By: Edwin Fuller
Founder and President of Laguna Strategic Advisors

Over the next decade, the World Travel & Tourism Council (WTTC) predicts Asia’s travel and tourism industry will grow by more than 6% each year—the fastest expansion rate of any region in the world.  By 2020, Asian travelers will account for nearly one-half of all global tourism expenditures and out of the 70 million new jobs the industry will create globally in the next 10 years, about two-thirds (47 million) will be in Asia.

This is a big deal because the numbers are huge.  Just last year, for the first time, more than one billion people in the world crossed their national borders to travel and a large portion of these travelers were Asian.

Here, in the United States, we are expected to welcome a record number of global visitors this year, 69.6 million, and a similar growth pattern of about 4% is expected to continue each year through 2018 when the U.S. Commerce Department predicts that 84.6 million travelers will visit the country from abroad.

In 2012, four out of the top 15 countries accounting for the 67 million international visitors who came to the United States were from Asia.  They were in fourth place, Japan (3.7 million, up 13.8% vs. 2011); seventh place, China (1.5 million, up 35.3% vs. 2011); ninth place, South Korea (1.3 million, up 9.3% vs. 2011) and in 12th place, India (720,000, up 9.2% vs. 2011).
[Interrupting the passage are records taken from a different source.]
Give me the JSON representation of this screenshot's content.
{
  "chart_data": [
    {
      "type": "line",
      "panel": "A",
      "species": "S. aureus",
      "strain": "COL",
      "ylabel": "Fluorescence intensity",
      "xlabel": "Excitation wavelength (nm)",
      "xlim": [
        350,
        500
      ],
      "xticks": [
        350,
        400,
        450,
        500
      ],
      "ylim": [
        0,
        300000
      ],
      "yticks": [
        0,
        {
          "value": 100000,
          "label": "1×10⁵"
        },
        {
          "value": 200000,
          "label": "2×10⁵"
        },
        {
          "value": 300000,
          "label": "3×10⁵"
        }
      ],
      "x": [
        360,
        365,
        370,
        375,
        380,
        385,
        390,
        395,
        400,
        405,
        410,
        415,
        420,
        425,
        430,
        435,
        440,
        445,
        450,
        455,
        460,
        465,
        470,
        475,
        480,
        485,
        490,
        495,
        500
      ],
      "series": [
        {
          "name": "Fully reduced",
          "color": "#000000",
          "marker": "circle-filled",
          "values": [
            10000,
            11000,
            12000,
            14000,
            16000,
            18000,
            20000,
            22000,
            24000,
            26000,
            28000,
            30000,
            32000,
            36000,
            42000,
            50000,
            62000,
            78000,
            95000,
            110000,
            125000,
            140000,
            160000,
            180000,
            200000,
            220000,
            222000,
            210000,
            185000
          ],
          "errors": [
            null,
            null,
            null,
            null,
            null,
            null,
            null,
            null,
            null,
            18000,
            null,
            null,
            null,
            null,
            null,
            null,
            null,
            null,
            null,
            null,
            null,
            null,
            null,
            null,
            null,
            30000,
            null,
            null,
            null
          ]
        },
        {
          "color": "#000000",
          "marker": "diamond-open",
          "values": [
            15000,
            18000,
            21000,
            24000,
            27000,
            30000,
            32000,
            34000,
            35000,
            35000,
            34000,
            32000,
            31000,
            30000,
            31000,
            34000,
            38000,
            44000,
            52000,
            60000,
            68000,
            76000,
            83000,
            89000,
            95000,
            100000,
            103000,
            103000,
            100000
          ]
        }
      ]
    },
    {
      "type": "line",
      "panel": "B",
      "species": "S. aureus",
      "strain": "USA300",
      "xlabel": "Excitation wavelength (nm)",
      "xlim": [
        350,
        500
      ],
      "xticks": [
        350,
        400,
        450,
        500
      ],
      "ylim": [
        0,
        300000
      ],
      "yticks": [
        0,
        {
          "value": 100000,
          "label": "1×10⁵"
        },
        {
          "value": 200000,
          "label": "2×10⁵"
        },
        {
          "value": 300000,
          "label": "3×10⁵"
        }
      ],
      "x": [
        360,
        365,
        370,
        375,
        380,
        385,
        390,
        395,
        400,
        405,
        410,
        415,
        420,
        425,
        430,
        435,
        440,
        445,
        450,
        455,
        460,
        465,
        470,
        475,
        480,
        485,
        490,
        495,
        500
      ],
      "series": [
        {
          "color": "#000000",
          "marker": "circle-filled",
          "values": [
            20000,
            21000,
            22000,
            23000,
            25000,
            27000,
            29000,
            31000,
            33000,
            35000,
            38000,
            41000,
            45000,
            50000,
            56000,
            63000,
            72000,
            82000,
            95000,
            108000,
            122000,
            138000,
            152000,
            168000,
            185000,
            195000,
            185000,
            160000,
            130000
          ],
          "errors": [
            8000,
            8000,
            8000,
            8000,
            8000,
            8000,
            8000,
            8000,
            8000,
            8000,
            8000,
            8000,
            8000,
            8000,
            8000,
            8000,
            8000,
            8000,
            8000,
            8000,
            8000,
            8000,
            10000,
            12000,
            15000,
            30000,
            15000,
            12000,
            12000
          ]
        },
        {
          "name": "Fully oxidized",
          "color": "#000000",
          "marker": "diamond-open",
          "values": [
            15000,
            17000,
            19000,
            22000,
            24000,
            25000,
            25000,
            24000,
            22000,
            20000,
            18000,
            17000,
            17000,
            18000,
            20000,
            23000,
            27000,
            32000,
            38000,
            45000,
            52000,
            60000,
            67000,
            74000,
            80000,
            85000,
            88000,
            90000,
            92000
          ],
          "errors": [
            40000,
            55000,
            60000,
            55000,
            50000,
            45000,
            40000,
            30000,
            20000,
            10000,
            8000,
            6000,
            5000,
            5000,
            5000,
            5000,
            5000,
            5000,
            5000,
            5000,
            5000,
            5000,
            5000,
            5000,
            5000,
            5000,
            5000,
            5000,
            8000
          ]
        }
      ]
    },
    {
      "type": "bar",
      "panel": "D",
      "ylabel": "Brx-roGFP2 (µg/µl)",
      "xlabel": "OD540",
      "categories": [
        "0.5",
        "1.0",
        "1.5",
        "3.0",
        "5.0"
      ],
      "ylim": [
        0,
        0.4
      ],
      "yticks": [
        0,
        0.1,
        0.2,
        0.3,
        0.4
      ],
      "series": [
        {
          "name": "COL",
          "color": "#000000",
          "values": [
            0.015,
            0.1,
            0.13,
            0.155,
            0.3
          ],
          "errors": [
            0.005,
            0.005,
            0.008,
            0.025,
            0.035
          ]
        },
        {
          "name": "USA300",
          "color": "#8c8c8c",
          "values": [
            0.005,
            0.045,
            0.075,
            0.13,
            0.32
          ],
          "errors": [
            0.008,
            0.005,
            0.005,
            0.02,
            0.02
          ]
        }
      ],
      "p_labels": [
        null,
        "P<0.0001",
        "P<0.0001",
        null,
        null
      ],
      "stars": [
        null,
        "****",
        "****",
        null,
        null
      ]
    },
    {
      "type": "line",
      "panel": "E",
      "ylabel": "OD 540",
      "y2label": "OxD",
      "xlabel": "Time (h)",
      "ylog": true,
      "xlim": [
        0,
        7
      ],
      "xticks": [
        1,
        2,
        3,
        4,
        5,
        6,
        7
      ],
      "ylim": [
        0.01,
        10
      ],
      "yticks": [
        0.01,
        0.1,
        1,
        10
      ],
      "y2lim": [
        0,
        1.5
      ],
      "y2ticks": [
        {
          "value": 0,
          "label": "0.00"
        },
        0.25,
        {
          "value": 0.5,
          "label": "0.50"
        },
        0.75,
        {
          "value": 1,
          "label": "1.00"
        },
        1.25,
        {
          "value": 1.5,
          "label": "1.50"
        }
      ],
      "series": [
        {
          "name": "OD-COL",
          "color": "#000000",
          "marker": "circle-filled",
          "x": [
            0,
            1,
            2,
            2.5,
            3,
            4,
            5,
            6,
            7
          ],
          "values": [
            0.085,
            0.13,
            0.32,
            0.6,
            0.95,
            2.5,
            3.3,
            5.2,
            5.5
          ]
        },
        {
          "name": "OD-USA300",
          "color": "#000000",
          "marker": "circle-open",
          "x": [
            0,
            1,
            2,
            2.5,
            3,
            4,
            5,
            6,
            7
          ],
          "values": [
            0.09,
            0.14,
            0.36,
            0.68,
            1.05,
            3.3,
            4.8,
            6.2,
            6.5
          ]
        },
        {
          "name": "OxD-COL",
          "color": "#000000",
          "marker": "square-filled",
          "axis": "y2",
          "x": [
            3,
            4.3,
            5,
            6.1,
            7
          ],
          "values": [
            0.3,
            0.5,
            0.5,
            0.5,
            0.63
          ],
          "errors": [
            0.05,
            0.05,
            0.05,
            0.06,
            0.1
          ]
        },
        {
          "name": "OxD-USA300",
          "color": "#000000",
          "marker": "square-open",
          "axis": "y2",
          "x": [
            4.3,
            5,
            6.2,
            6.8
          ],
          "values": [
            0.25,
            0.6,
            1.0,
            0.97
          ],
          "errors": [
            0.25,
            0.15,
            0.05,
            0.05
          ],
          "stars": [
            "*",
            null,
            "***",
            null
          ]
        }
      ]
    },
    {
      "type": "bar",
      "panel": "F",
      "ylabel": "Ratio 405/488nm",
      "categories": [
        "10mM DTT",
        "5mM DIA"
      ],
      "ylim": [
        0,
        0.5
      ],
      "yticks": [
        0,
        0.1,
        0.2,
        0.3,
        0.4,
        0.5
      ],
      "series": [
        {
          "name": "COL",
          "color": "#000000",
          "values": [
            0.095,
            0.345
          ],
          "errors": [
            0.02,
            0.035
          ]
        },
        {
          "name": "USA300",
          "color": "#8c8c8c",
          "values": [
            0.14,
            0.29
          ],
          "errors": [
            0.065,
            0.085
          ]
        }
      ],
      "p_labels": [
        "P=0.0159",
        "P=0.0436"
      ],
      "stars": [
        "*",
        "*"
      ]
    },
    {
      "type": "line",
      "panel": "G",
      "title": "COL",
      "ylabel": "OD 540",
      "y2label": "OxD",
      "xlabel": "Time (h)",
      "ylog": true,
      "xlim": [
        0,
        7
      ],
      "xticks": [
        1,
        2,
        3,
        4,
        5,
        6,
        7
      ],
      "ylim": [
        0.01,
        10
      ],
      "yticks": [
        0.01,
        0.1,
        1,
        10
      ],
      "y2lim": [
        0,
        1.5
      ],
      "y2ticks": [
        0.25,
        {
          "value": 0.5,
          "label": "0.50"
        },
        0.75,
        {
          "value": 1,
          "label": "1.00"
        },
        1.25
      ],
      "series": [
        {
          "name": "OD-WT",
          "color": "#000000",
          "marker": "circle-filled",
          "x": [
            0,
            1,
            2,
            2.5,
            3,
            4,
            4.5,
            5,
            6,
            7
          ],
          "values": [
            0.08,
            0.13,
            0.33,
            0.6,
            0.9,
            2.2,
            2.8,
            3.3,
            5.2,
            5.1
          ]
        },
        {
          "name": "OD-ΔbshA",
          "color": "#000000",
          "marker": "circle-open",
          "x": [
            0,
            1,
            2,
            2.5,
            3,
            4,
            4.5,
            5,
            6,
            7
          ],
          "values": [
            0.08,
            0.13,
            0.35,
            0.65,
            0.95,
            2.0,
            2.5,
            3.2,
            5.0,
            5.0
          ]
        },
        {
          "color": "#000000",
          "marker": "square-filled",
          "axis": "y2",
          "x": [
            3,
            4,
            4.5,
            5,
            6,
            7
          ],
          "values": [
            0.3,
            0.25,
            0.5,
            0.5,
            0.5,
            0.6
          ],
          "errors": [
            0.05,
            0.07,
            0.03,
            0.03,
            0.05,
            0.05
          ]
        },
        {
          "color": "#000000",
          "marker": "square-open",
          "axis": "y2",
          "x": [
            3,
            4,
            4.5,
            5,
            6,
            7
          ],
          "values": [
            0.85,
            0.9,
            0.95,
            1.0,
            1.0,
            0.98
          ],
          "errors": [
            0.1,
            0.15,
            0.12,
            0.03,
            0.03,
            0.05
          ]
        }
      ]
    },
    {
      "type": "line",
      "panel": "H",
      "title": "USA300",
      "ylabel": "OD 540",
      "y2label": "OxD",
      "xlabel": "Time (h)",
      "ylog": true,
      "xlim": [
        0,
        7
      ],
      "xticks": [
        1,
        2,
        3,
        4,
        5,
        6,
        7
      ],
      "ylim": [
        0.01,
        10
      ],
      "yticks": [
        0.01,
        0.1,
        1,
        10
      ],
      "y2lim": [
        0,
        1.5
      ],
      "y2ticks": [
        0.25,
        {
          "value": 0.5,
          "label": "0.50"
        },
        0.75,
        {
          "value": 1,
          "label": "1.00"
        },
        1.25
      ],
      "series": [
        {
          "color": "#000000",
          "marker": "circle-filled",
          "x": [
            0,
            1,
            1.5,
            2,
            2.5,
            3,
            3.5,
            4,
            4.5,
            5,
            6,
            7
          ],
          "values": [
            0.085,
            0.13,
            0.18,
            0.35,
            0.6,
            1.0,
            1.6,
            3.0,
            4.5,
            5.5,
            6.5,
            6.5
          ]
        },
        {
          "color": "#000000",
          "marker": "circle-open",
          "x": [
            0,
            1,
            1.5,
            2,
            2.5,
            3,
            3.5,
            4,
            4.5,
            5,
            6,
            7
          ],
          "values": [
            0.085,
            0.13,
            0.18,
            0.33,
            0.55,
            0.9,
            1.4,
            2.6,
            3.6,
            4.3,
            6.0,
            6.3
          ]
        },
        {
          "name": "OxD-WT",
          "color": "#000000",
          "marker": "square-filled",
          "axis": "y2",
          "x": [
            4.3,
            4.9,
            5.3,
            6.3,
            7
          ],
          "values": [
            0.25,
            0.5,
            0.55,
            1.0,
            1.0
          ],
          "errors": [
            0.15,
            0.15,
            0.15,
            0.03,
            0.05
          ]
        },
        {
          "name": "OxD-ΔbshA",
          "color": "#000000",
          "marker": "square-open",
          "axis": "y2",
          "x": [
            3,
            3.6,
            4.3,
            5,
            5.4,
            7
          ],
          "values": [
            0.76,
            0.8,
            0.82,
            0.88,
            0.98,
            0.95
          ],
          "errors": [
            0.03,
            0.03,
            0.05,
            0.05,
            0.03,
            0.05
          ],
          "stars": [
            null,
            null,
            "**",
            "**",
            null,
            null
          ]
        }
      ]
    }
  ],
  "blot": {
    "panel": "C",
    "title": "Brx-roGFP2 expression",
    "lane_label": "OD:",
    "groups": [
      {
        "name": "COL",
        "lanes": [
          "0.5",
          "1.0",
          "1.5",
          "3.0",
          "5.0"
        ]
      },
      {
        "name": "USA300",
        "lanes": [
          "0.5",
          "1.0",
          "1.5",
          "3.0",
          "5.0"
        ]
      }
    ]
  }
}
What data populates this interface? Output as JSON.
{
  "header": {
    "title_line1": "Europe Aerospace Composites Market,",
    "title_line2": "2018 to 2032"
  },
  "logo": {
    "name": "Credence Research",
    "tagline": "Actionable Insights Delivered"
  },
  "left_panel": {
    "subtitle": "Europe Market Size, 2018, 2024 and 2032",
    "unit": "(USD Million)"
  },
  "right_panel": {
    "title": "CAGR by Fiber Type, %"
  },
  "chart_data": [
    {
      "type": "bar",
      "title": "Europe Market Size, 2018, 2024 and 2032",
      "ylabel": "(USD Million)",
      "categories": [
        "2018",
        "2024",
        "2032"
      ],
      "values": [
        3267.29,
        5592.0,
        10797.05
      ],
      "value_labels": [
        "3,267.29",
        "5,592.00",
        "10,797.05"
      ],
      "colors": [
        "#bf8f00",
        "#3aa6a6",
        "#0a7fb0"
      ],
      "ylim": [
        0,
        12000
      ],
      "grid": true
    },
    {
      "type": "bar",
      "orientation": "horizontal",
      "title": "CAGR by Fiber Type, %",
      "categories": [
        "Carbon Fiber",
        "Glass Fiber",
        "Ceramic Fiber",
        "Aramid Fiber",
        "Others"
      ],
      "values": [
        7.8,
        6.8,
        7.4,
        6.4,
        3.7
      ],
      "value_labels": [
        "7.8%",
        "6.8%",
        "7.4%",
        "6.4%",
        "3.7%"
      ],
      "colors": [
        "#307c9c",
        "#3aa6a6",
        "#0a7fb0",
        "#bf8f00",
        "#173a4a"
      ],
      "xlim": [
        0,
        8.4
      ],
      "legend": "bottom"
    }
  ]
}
By 2020, WTTC predicts two out of every five travelers globally will be from Asia.

While Asia’s skyrocketing tourism growth—both as a receptor of international tourism and as the world’s largest cohort of global travelers–will continue to be centered in China, India and Southeast Asia and virtually all the Asian countries are participating.  It is the result of national pro-tourism policies locally throughout the region and the region’s rapidly emerging middle class—it’s estimated that China and India together now have about three billion people with the financial where-with-all to travel.

Today, much of Asia’s tourism tends to focus intra-regionally and domestically.  Increasingly, however, these travelers are venturing far afield to the “hot” spots ofEurope, Africa and the Americas.  Here in California, for those of us who make our living in the tourism and hospitality industry, China is poised to become our primary international tourism market.  Last year, Chinese visitors to our state spent $2 billion and everyone is taking notice.

With such phenomenal growth underway, a massive transformation is taking place in the global travel and tourism industry, not only in who is traveling but how to best serve these new travelers.

We must all grapple with how to understand what these new travelers want and how we can better meet their interests and needs.  Our facilities, services and signage need to better reflect how these new visitors are accustomed to using similar facilities and how they usually communicate.  Our global tourism infrastructure needs to be strengthened so that the waves of new tourists coming our way won’t overwhelm the attractions and events that caught their interest in the first place.  We need to better sensitize ourselves to the cultural nuances and understandings that can make the difference between simply visiting a destination and feeling truly welcomed by the local community while there.  Lastly, we’ve got to find and train people-oriented members for our service teams—people who will go that extra mile with a smile and a lot of heart.

Travel and tourism is a people-to-people business.  It can have a positive effect on the social, cultural, educational and economic fabric of the host country and the international visitor and to international relations in the broadest sense.  Often, what you think of the world depends on what you see and experience—let’s all work to ensure the experience is positive.